Come se non bastasse Trần Hoàng è stato uno degli organizzatori delle proteste seguite al disastro ambientale causato dalla Formosa Plastic Group, una compagnia siderurgica taiwanese, che nell’aprile del 2016 ha sversato ogni giorno 12mila metri cubi di liquido tossico nelle acque della costa centrale del Vietnam causando la morte di 70 tonnellate di pesce e mettendo in ginocchio l’economia ittica della zona. In principio la Formosa Plastic Group aveva negato ogni responsabilità, affermando di aver speso 45 milioni di dollari per ammodernare i sistemi di riciclo dell’acqua negli impianti, ma grazie alle manifestazioni e alla pressione dell’opinione pubblica il capo dell’ufficio governativo Mai Tien Dung ha rassicurato la popolazione sostenendo che il gruppo pagherà 500 milioni di dollari per rimediare ai danni provocati all’ambiente e agli abitanti. Intanto però il 29 giugno 2017 la polizia ha arrestato Trần Hoàng per aver pubblicato on line documenti inerenti alla vicenda ritenuti “lesivi per lo Stato della Repubblica socialista del Vietnam”, reato per cui è stato adesso condannato a sei anni di prigione e a due di domiciliari.
Sempre la stessa accusa di “propaganda contro lo Stato” è costata all’ex medico Hồ Văn Hải, di 52 anni, una condanna a quattro anni di carcere e due di arresti domiciliari.
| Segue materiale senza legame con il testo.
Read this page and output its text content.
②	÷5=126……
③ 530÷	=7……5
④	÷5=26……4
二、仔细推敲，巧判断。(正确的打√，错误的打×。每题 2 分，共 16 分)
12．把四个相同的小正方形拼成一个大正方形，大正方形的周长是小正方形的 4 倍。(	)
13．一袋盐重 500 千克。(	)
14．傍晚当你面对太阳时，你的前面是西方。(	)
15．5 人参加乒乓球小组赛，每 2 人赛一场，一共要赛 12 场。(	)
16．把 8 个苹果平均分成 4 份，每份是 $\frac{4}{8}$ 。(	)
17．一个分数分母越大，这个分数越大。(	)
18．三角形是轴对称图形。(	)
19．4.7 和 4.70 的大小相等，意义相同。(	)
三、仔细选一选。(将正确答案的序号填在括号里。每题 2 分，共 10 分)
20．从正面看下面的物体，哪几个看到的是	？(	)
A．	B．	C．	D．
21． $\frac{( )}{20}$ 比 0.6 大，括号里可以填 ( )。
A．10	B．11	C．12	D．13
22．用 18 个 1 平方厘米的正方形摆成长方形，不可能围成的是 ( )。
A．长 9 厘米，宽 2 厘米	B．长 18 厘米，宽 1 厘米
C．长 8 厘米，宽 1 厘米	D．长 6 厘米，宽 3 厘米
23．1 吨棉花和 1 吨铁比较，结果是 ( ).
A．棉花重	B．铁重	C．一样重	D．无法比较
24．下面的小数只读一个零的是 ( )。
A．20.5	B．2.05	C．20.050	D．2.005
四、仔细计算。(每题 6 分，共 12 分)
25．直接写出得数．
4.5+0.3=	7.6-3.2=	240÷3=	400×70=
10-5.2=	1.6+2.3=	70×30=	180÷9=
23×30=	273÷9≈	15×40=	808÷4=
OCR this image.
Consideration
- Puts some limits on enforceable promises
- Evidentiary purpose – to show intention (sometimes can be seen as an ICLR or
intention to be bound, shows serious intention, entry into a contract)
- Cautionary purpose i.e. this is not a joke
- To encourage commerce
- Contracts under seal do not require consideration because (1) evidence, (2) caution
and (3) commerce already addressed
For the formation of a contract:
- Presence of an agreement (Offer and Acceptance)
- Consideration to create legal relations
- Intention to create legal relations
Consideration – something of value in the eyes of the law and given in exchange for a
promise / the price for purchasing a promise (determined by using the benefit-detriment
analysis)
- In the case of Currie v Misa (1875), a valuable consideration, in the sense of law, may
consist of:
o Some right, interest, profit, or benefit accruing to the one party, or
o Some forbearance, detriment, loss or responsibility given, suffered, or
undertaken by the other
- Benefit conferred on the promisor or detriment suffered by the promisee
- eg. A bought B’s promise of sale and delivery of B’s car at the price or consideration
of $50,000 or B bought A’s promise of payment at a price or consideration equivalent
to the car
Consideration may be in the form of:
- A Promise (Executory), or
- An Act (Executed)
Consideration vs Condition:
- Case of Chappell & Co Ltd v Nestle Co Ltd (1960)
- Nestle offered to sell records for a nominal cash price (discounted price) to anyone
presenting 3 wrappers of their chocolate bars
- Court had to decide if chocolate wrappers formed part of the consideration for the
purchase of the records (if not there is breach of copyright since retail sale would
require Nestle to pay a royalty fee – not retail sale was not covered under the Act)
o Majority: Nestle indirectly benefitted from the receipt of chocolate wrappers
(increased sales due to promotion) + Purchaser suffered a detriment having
Hồ Văn fondatore di un programma di borse di studio nei Paesi occidentali e promotore di numerose iniziativa a favore dell’educazione e della tutela ambientale, sui suoi blog e sui suoi social ha pubblicato numerosi documenti e articoli di denuncia contro il malfunzionamento e la corruzione del governo di Hanoi. Per il quotidiano governativo Người Lao Động (Giornale dei lavoratori), il tribunale ha accusato Hồ Văn Hải anche di aver “invitato persone alle manifestazioni contro la Formosa Group e a manifestazioni di disobbedienza civile, contravvenendo alla politiche e ai piani del Partito comunista”. Una sorte simile a quella di Hoậng Dúc Binh, un importante blogger dissidente in carcere dallo scorso 15 maggio e condannato a 14 anni di reclusione sempre per aver organizzato le proteste seguite all’inadeguata risposta del Governo al disastro ecologico causato dalla Formosa Plastics Group e accusato di aver fatto parte di un gruppo di protesta contro l’occupazione cinese delle isole del Mar Cinese meridionale.
La condanna di Binh è una delle sentenze più dure mai emesse dalle autorità vietnamite nei confronti di un attivista e sembra suonare come un avvertimento anche per tutta la comunità cattolica del Paese, che ha appoggiato molte delle proteste in favore dei diritti umani e dell’ambiente, pagando questo impegno con delle dure condanne emesse all’indirizzo di molti altri attivisti cattolici, come dimostrano i recenti casi di Nguyễn Văn Oai condannato a cinque anni di carcere, Trần Thị Nga che ne dovrà scontare nove, Nguyễn Ngọc Như Quỳnh in carcere per i prossimi 10 anni e Nguyễn Văn Hóa che ne sta scontando sette.